Location
- Coordinates: 10°00′N 104°30′W﻿ / ﻿10.000°N 104.500°W

= Lamont seamount chain =

Pacific seamount chain

Lamont seamount chain is a chain of submarine mountains in the eastern Pacific Ocean which are named "Sasha", "MIB", "MOK", "DTD" and "NEW". They are located close to the East Pacific Rise and reach a minimum depth of 1629 m.

These seamounts are submarine volcanoes of Pleistocene to Holocene age that are usually capped off by summit calderas and craters. They have erupted lava flows of tholeiitic composition; the last eruption may have occurred less than 8,000 years ago.

== Geography and geomorphology ==

The Lamont seamount chain is a group of five seamounts in the Pacific Ocean; from southeast to northwest they are known as "Sasha", "MIB", "MOK", "DTD" and "NEW" and there is an additional unnamed seamount southwest from "NEW". The seamounts were discovered in 1983 and named later. Brisingid echinoderms have been observed on the seamounts.
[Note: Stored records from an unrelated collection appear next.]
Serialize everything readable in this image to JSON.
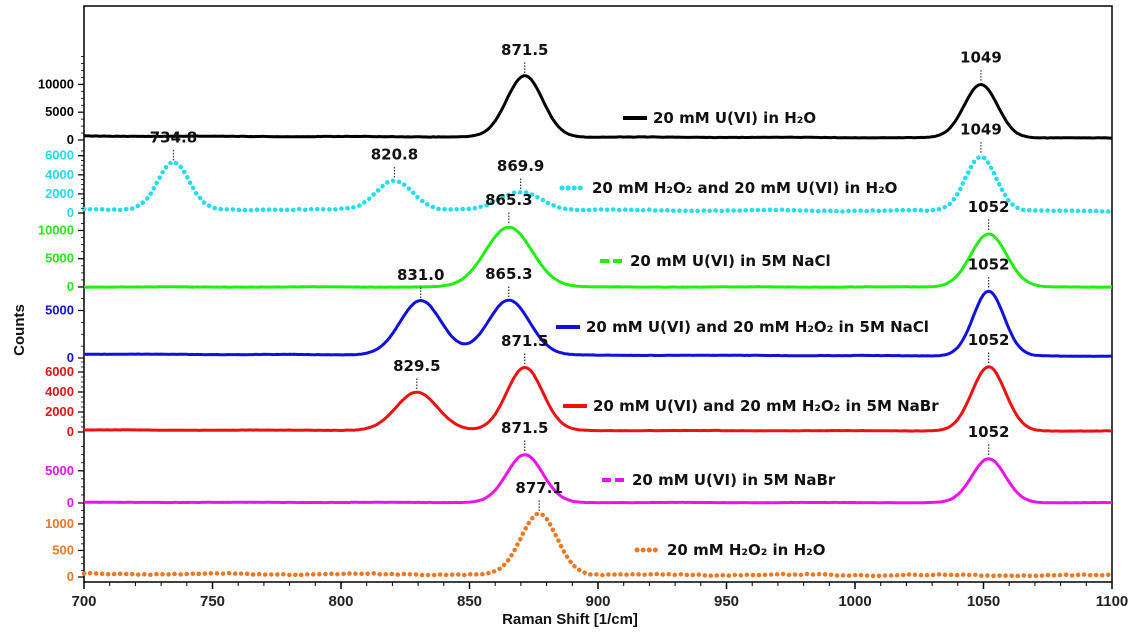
{
  "chart_data": {
    "type": "line",
    "xlabel": "Raman Shift [1/cm]",
    "ylabel": "Counts",
    "xlim": [
      700,
      1100
    ],
    "xticks": [
      700,
      750,
      800,
      850,
      900,
      950,
      1000,
      1050,
      1100
    ],
    "series": [
      {
        "name": "20 mM U(VI) in H₂O",
        "color": "#000000",
        "style": "solid",
        "ylim": [
          0,
          16000
        ],
        "yticks": [
          0,
          5000,
          10000
        ],
        "baseline": 700,
        "peaks": [
          {
            "x": 871.5,
            "height": 11000,
            "width": 7
          },
          {
            "x": 1049,
            "height": 9600,
            "width": 6.5
          }
        ],
        "labels": [
          "871.5",
          "1049"
        ]
      },
      {
        "name": "20 mM H₂O₂ and 20 mM U(VI) in H₂O",
        "color": "#22dded",
        "style": "dotted",
        "ylim": [
          0,
          6600
        ],
        "yticks": [
          0,
          2000,
          4000,
          6000
        ],
        "baseline": 400,
        "peaks": [
          {
            "x": 734.8,
            "height": 4900,
            "width": 6
          },
          {
            "x": 820.8,
            "height": 3100,
            "width": 7
          },
          {
            "x": 869.9,
            "height": 1900,
            "width": 8
          },
          {
            "x": 1049,
            "height": 5700,
            "width": 6
          }
        ],
        "labels": [
          "734.8",
          "820.8",
          "869.9",
          "1049"
        ]
      },
      {
        "name": "20 mM U(VI) in 5M NaCl",
        "color": "#22ee11",
        "style": "dashed",
        "ylim": [
          0,
          11500
        ],
        "yticks": [
          0,
          5000,
          10000
        ],
        "baseline": 0,
        "peaks": [
          {
            "x": 865.3,
            "height": 10600,
            "width": 9
          },
          {
            "x": 1052,
            "height": 9400,
            "width": 7
          }
        ],
        "labels": [
          "865.3",
          "1052"
        ]
      },
      {
        "name": "20 mM U(VI) and 20 mM H₂O₂ in 5M NaCl",
        "color": "#1111dd",
        "style": "solid",
        "ylim": [
          0,
          8000
        ],
        "yticks": [
          0,
          5000
        ],
        "baseline": 400,
        "peaks": [
          {
            "x": 831.0,
            "height": 5700,
            "width": 8
          },
          {
            "x": 865.3,
            "height": 5800,
            "width": 8
          },
          {
            "x": 1052,
            "height": 6800,
            "width": 6
          }
        ],
        "labels": [
          "831.0",
          "865.3",
          "1052"
        ]
      },
      {
        "name": "20 mM U(VI) and 20 mM H₂O₂ in 5M NaBr",
        "color": "#ee1111",
        "style": "solid",
        "ylim": [
          0,
          7000
        ],
        "yticks": [
          0,
          2000,
          4000,
          6000
        ],
        "baseline": 200,
        "peaks": [
          {
            "x": 829.5,
            "height": 3800,
            "width": 8
          },
          {
            "x": 871.5,
            "height": 6300,
            "width": 7
          },
          {
            "x": 1052,
            "height": 6400,
            "width": 6.5
          }
        ],
        "labels": [
          "829.5",
          "871.5",
          "1052"
        ]
      },
      {
        "name": "20 mM U(VI) in 5M NaBr",
        "color": "#ee11ee",
        "style": "dashed",
        "ylim": [
          0,
          9000
        ],
        "yticks": [
          0,
          5000
        ],
        "baseline": 100,
        "peaks": [
          {
            "x": 871.5,
            "height": 7400,
            "width": 7
          },
          {
            "x": 1052,
            "height": 6800,
            "width": 6.5
          }
        ],
        "labels": [
          "871.5",
          "1052"
        ]
      },
      {
        "name": "20 mM H₂O₂ in H₂O",
        "color": "#ee7722",
        "style": "dotted",
        "ylim": [
          0,
          1300
        ],
        "yticks": [
          0,
          500,
          1000
        ],
        "baseline": 60,
        "peaks": [
          {
            "x": 877.1,
            "height": 1140,
            "width": 7
          }
        ],
        "labels": [
          "877.1"
        ]
      }
    ]
  }
}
The seamounts reach heights of 1–1.4 km and have summit craters/calderas, that on "DTD", "MOK" and "NEW" form nested, complex calderas. Horseshoe-shaped volcanic ridges accompany the calderas and lava effusion appears to have preferentially occurred on the margins of the calderas, along with mass wasting. The Lamont seamount chain forms a 50 km long chain and the individual seamounts surrounded by lava cones 140–100 m high. The shallowest part of the chain is on one of the western seamounts and lies at 1629 m depth while Sasha reaches to 1890 m, "MIB" to 1630 m depth, "MOK" to 1640 m and "NEW" to 1670 m; in general the seamounts shallow westward and their outline changes from conical to more elongated. East of the Lamont seamounts is a nascent volcano.

== Geology ==

While the Clipperton fracture zone is located just north, the East Pacific Rise lies east of the seamounts; Sasha Seamount lies just 8 km from the Rise. It appears to contain a magma chamber at that latitude and seems to have produced voluminous volcanism that generated a topographic elevation that is now associated with the Lamont seamounts. The volcanism is quite young and accompanied by hydrothermal activity; seafloor spreading here proceeds at a rate of 11 cm/year and a volcanic eruption in 2003–2006.

The seamounts have produced hyaloclastites, sheet- and lobe-like lava flows as well as pillow lavas and talus. The total volume of each seamount ranges between 140–20 km3 and the volume increases away from the East Pacific Rise, which along with other patterns indicates a progressive development of the seamount as they move away from the East Pacific Rise. They appear to have been formed under the influence both of fracture zones and of a melt anomaly that also formed a 200–400 m topographic anomaly west of the Lamont seamount chain along with elongated volcanic structures; a bathymetric swell is also noted around the seamounts as well as a 150 m deep depression that may be an isostatic moat. Two magma chambers have been identified between Sasha and the EPR. The volcanism may be ultimately the consequence of hotspot activity.

=== Composition ===

The Lamont seamount chain has erupted tholeiitic magmas which contain olivine and plagioclase phenocrysts as well as spinel but little clinopyroxene. All samples taken from the seamounts contain sulfide globules, including cubanite and pyrrhotite. In some samples, carbonates, celadonite, iron hydroxides, manganese crusts and mica are found. They are relatively primitive magmas that were not stored over long timespans in the crust and undergo simple fractional crystallization processes; their sources appear to be distinct from the magma sources of the East Pacific Rise.

== Geochronology ==

The Lamont seamounts probably formed within the last 400,000 years. While the ages of the seamounts are not known, they are by necessity younger than the underlying 740,000 – 100,000 years old seafloor; the lack of sediment cover and thick ferromanganese deposits as well as the youthful appearance of lava flows also speaks for a young age although there is no evidence of hydrothermal activity, past or present. The reflectance of the seafloorm has been used to infer increasing ages from 33,000 years at Sasha to 230,000 at "MOK". Radiocarbon dating of foraminifera encased in lava flows of "NEW" seamount has yielded an age of 18,540 ± 216 radiocarbon years ago, indicating recent activity; additionally, a sample from Sasha seamount may be less than 8,000 years old on the basis of a radium-thorium isotope disequilibrium.